António José Seguro, el candidato socialista que en una primera encuesta hace meses no obtenía más que un 6% en intención de voto, se convertirá en el nuevo presidente de Portugal tras derrotar en las urnas al aspirante populista, André Ventura. Una victoria histórica por el respaldo masivo que ha recibido de los portugueses (el más contundente de siempre, por encima de Mário Soares) y porque es la consagración de un político que rehúye la polarización en tiempos donde arrasan los propagadores de odio. También por la gran movilización en un país devastado por la sucesión de temporales de las últimas dos semanas.

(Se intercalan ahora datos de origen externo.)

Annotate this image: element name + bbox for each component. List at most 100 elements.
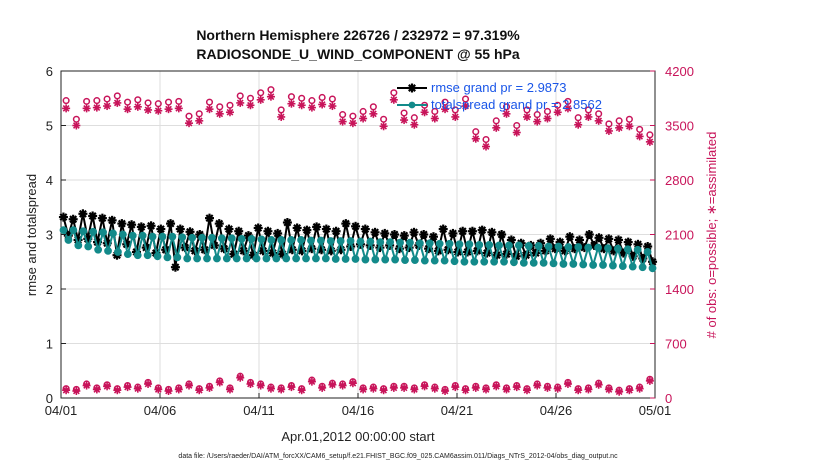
obs-point <box>307 377 316 386</box>
obs-point <box>236 373 245 382</box>
obs-point <box>328 95 336 103</box>
obs-point <box>154 106 163 115</box>
obs-point <box>349 112 357 120</box>
data-point <box>282 254 291 263</box>
data-point <box>458 226 468 236</box>
obs-point <box>93 97 101 105</box>
data-point <box>252 254 261 263</box>
obs-point <box>144 105 153 114</box>
data-point <box>232 254 241 263</box>
data-point <box>409 227 419 237</box>
obs-point <box>605 120 613 128</box>
obs-point <box>226 101 234 109</box>
obs-point <box>389 383 398 392</box>
data-point <box>565 232 575 242</box>
obs-point <box>390 89 398 97</box>
data-point <box>84 242 93 251</box>
data-point <box>475 240 484 249</box>
data-point <box>163 253 172 262</box>
data-point <box>74 241 83 250</box>
data-point <box>331 255 340 263</box>
marker-core <box>392 232 398 237</box>
marker-core <box>99 215 105 221</box>
data-point <box>213 254 221 263</box>
obs-point <box>625 386 634 395</box>
marker-core <box>216 221 222 227</box>
data-point <box>234 226 244 236</box>
obs-point <box>103 102 112 111</box>
data-point <box>618 262 627 271</box>
y-axis-label-left: rmse and totalspread <box>24 174 39 296</box>
obs-point <box>492 123 501 132</box>
data-point <box>247 234 256 243</box>
obs-point <box>645 376 654 385</box>
obs-point <box>625 122 634 131</box>
obs-point <box>339 111 347 119</box>
data-point <box>88 211 98 221</box>
data-point <box>420 256 429 265</box>
obs-point <box>174 104 183 113</box>
data-point <box>156 224 166 234</box>
data-point <box>237 234 246 243</box>
obs-point <box>277 385 286 394</box>
obs-point <box>574 386 583 395</box>
data-point <box>467 226 477 236</box>
data-point <box>539 258 548 267</box>
obs-point <box>543 383 552 392</box>
marker-core <box>430 234 436 240</box>
data-point <box>297 236 305 244</box>
data-point <box>519 258 528 267</box>
y-left-tick-label: 2 <box>46 282 53 297</box>
marker-core <box>333 228 339 234</box>
obs-point <box>400 109 408 117</box>
data-point <box>419 230 429 239</box>
data-point <box>336 237 345 245</box>
obs-point <box>492 382 501 391</box>
data-point <box>273 228 283 238</box>
data-point <box>381 255 390 264</box>
data-point <box>143 251 152 260</box>
marker-core <box>421 232 427 237</box>
obs-point <box>482 142 491 151</box>
obs-point <box>266 92 275 101</box>
obs-point <box>522 112 531 121</box>
data-point <box>117 219 127 229</box>
obs-point <box>297 386 306 395</box>
obs-point <box>266 384 275 393</box>
obs-point <box>277 112 286 121</box>
obs-point <box>82 104 91 113</box>
legend-marker <box>407 83 417 93</box>
obs-point <box>379 386 388 395</box>
obs-point <box>215 109 224 118</box>
y-right-tick-label: 4200 <box>665 64 694 79</box>
obs-point <box>236 98 245 107</box>
marker-core <box>177 226 183 232</box>
data-point <box>188 233 197 242</box>
data-point <box>277 236 286 244</box>
data-point <box>648 264 657 273</box>
obs-point <box>369 109 378 118</box>
data-point <box>321 254 330 263</box>
marker-core <box>109 217 115 223</box>
obs-point <box>144 99 152 107</box>
data-point <box>109 229 117 238</box>
obs-point <box>72 121 81 130</box>
obs-point <box>185 381 194 390</box>
marker-core <box>304 227 310 233</box>
obs-point <box>225 108 234 117</box>
data-point <box>440 256 449 265</box>
obs-point <box>595 110 603 118</box>
data-point <box>127 220 137 230</box>
obs-point <box>348 379 357 388</box>
obs-point <box>430 384 439 393</box>
obs-point <box>420 382 429 391</box>
obs-point <box>246 94 255 102</box>
data-point <box>415 239 424 248</box>
obs-point <box>410 385 419 394</box>
marker-core <box>80 211 86 217</box>
marker-core <box>372 229 378 235</box>
marker-core <box>499 232 505 237</box>
marker-core <box>284 220 290 226</box>
data-point <box>173 253 182 262</box>
obs-point <box>154 100 162 108</box>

El socialista recibió el doble de votos que en la primera vuelta, lo que constata la concentración a su alrededor de los electores que buscaban un presidente que respete las reglas del juego frente a la incertidumbre que representaba Ventura. En porcentaje, Seguro recibió el 66,8% mientras que el aspirante populista alcanzó el 33,1%. No habría así más sorpresa respecto a lo anticipado en las encuestas realizadas durante la campaña ni a lo ocurrido en la primera vuelta en enero, cuando se enfrentaron 11 candidatos y Seguro venció con el 31% de los votos que el margen de la victoria, mucho más holgada de lo previsto. “Estoy emocionado con el apego del pueblo portugués a los valores constitucionales”, dijo Seguro en su primera declaración.